As my years at school progressed, my accent blended with the local dialect and the teasing and harassment ceased but it left a lifelong scar. I never really fitted in due to my unusual accent. I was considered an outsider. I try not to judge people by their how the speak but my childhood experience has made me exceptionally aware of people’s accents, intonations and sentence structure.
Strangers frequently comment on my accent, often asking if I am Scottish or Canadian. On being told I was Irish they apologise for suggesting the other countries. They often add that they love my accent. The whole conversation makes me CRINGE. I have to try hard to be pleasant, but my inner voice is shouting “Shut up. I don’t want to discuss how I speak.” Telling me they like my accent doesn’t help. The fact that they need to comment on it causes me discomfort.
I know it is not people’s fault. They have no way of knowing I am super sensitive about this subject. It is not just the way I speak that bothers me. Many younger women’s delivery of speech is atrocious. The vocal sounds seem to emanate from far back in their throat and towards the end the words rise into a sing song inflection.

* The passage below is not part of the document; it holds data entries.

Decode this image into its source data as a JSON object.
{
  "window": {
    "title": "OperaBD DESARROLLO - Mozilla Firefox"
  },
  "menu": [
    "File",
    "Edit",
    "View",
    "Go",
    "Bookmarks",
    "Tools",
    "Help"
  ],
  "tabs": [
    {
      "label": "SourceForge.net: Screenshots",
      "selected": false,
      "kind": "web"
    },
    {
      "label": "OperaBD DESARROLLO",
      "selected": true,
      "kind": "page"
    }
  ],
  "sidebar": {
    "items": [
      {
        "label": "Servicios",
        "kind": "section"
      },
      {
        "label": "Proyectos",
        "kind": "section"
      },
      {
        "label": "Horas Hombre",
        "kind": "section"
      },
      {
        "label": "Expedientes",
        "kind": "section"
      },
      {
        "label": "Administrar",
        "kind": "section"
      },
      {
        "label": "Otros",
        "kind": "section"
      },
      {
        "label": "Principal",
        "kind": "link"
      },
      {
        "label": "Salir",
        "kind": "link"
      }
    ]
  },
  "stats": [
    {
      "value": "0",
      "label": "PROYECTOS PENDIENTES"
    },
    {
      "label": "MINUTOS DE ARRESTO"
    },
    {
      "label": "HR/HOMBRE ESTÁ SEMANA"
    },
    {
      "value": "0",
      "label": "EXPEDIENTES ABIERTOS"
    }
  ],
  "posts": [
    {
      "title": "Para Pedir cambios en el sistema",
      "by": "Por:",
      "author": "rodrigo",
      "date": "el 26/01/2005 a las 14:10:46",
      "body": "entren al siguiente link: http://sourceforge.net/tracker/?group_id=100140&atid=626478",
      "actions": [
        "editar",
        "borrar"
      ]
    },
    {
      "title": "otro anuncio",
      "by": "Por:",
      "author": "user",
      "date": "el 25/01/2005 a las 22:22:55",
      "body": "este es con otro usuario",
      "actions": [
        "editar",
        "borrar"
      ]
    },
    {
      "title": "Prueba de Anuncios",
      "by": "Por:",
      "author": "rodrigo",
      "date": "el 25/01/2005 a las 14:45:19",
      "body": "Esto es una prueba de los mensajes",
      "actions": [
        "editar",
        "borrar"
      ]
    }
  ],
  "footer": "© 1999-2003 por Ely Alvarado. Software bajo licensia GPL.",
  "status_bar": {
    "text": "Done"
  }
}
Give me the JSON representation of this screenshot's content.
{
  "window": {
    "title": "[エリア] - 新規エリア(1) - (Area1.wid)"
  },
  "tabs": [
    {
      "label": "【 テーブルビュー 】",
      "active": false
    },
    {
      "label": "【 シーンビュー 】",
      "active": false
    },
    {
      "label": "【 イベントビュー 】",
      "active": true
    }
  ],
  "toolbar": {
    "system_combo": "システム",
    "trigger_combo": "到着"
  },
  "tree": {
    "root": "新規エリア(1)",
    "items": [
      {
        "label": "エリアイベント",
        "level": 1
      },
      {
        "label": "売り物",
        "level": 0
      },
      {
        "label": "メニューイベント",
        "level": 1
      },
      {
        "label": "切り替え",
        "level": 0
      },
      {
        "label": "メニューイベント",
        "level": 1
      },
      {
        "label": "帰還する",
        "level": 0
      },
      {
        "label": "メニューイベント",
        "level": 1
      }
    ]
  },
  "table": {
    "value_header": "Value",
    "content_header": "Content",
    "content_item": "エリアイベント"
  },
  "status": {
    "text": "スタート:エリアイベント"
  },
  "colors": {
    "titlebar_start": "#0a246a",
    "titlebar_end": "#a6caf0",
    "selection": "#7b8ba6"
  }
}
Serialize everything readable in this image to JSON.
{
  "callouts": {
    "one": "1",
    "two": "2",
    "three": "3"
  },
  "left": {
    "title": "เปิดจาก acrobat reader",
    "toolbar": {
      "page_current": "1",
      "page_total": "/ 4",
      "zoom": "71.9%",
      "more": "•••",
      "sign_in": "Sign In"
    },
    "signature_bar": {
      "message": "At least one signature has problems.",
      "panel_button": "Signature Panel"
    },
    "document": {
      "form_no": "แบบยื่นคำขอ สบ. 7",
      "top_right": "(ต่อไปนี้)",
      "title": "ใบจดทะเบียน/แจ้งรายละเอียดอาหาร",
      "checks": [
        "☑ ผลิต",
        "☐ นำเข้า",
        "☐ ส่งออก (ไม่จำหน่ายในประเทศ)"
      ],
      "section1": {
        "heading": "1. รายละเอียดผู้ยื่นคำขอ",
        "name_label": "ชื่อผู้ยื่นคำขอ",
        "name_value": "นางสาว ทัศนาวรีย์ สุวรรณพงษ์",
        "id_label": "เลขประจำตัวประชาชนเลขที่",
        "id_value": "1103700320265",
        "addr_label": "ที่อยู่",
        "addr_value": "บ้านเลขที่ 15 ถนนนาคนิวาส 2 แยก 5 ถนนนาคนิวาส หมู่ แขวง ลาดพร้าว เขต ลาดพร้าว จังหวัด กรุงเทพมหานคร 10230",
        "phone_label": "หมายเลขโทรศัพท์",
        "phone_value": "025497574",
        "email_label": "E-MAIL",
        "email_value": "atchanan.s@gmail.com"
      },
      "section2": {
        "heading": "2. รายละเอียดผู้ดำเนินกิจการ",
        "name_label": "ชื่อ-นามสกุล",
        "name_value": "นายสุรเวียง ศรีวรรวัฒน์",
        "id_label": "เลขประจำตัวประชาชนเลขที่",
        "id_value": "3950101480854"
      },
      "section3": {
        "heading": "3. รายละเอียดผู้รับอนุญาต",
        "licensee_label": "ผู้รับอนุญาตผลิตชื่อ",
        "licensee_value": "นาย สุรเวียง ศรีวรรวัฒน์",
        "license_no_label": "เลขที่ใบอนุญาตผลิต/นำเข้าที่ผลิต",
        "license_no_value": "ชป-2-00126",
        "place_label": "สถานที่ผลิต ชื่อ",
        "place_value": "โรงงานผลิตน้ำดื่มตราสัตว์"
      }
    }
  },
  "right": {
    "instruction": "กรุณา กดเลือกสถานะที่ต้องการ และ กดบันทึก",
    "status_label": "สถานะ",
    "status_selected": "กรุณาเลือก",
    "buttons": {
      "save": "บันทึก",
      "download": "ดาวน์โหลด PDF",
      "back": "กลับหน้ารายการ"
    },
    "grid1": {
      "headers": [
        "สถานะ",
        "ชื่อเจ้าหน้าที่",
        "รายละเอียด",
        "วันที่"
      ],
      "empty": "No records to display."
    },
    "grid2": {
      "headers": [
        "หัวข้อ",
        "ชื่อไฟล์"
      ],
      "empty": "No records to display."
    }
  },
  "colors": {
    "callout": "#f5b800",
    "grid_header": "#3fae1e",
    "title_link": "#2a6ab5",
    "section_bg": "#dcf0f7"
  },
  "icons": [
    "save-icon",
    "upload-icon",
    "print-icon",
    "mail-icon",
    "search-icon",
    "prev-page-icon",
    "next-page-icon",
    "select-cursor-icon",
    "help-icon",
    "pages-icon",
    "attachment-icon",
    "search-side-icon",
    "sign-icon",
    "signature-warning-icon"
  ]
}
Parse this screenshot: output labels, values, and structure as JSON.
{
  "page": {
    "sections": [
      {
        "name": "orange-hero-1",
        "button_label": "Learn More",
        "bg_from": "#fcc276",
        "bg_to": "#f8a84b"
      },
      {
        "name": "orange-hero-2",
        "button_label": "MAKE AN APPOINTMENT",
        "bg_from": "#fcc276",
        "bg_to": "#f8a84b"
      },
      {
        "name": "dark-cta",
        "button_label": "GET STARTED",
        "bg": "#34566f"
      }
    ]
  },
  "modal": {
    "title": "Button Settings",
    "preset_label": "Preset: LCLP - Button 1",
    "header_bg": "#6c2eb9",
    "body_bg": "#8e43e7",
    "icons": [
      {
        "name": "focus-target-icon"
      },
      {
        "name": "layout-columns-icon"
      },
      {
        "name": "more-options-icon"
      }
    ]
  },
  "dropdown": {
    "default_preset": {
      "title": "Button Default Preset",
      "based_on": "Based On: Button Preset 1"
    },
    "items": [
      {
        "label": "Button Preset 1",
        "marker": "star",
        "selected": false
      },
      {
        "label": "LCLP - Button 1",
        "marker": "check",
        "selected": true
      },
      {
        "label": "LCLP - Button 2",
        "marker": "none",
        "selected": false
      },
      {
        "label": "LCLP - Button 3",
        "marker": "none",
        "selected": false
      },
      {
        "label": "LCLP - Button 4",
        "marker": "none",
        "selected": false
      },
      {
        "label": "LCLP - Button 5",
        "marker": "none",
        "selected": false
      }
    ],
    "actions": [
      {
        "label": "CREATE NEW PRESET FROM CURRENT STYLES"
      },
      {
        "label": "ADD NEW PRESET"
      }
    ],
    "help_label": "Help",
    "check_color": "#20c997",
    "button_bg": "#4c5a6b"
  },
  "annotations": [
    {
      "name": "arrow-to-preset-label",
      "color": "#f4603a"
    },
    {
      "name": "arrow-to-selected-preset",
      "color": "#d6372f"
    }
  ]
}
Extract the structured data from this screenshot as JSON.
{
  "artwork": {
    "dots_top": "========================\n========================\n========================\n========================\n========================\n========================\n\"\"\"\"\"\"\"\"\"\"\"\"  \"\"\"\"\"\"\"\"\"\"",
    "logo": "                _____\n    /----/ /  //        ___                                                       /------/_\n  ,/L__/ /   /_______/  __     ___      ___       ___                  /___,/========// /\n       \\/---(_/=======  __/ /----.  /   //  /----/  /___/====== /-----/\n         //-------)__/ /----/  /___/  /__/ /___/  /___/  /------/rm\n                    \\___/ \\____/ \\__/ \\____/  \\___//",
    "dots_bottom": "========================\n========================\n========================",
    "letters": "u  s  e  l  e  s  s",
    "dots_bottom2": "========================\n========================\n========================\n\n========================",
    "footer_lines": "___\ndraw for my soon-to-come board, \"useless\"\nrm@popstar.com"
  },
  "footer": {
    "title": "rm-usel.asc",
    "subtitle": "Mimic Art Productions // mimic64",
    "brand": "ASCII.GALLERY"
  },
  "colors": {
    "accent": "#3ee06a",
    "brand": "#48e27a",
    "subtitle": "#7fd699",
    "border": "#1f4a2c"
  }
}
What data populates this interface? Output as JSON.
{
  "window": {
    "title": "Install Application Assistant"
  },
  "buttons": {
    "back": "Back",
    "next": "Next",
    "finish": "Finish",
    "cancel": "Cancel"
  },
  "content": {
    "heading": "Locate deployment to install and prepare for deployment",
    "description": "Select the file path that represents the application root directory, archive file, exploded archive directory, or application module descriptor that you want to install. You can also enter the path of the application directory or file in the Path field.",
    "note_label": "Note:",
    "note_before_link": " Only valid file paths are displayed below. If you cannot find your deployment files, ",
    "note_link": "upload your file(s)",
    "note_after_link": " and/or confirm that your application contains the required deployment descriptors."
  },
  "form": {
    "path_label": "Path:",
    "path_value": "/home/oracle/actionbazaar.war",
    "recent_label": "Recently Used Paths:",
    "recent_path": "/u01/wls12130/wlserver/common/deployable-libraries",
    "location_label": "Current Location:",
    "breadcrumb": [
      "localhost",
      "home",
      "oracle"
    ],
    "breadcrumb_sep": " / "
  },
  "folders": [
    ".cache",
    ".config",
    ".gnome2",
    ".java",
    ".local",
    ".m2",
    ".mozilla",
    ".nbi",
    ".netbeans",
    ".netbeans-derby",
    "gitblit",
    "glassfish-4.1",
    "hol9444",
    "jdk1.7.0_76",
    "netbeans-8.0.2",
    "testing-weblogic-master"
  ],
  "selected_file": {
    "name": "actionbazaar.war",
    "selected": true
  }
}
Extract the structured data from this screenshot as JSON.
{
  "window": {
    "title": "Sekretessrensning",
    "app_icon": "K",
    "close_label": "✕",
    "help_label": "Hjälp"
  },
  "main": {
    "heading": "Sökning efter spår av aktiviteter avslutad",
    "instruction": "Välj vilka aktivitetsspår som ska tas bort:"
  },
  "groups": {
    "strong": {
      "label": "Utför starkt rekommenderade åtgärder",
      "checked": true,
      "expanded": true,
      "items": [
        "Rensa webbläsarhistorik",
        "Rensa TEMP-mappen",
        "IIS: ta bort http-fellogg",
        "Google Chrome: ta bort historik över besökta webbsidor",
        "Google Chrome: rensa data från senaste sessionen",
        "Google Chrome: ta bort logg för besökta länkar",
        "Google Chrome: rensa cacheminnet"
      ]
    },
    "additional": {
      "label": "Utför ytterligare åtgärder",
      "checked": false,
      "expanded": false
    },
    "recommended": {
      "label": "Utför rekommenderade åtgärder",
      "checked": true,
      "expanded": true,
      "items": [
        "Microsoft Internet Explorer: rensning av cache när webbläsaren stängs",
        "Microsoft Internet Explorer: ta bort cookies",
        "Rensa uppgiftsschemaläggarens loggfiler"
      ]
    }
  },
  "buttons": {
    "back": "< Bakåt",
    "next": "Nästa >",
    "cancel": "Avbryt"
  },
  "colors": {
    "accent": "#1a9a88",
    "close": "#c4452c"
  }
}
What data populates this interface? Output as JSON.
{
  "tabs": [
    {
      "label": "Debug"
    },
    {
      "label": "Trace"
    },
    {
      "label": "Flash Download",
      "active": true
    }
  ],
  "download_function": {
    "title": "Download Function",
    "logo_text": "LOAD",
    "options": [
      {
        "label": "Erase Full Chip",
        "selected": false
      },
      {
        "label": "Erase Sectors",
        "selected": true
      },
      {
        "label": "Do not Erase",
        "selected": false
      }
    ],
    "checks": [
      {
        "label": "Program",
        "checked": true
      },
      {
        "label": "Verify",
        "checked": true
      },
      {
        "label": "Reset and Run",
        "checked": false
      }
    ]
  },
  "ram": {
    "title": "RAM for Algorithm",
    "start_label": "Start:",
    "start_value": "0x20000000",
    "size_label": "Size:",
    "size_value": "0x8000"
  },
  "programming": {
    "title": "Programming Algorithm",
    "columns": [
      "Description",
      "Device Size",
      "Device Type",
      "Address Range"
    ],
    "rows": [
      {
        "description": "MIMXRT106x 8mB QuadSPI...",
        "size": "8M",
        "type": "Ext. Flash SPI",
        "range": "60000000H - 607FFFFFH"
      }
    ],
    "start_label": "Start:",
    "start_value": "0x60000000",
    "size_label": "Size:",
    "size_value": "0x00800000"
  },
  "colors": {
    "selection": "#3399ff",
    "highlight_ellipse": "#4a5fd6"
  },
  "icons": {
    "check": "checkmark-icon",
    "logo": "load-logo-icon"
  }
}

Now that I have hearing loss, I am even more aware of how people speak, particularly presenters on television and actors in movies. Clear speech and voice projection should be an essential skill for these people.
I knew an English woman who spoke without any accent. As a child her family lived equally in France and England. She never acquired the accent of either country and spoke in a lovely modulated neutral tone. I envied her exquisite speaking voice.
Writing about my “cringe” dilemma may have released some of my pent-up frustration on the subject of accents. As I write, It seems like a storm in a teacup. I will try to keep this in mind the next time I encounter a cringing episode related to this matter.
A six-word memoir before writing this essay:
Speak clearly or not at all.
A six-word memoir on completion of writing:
Let go of past negative experiences.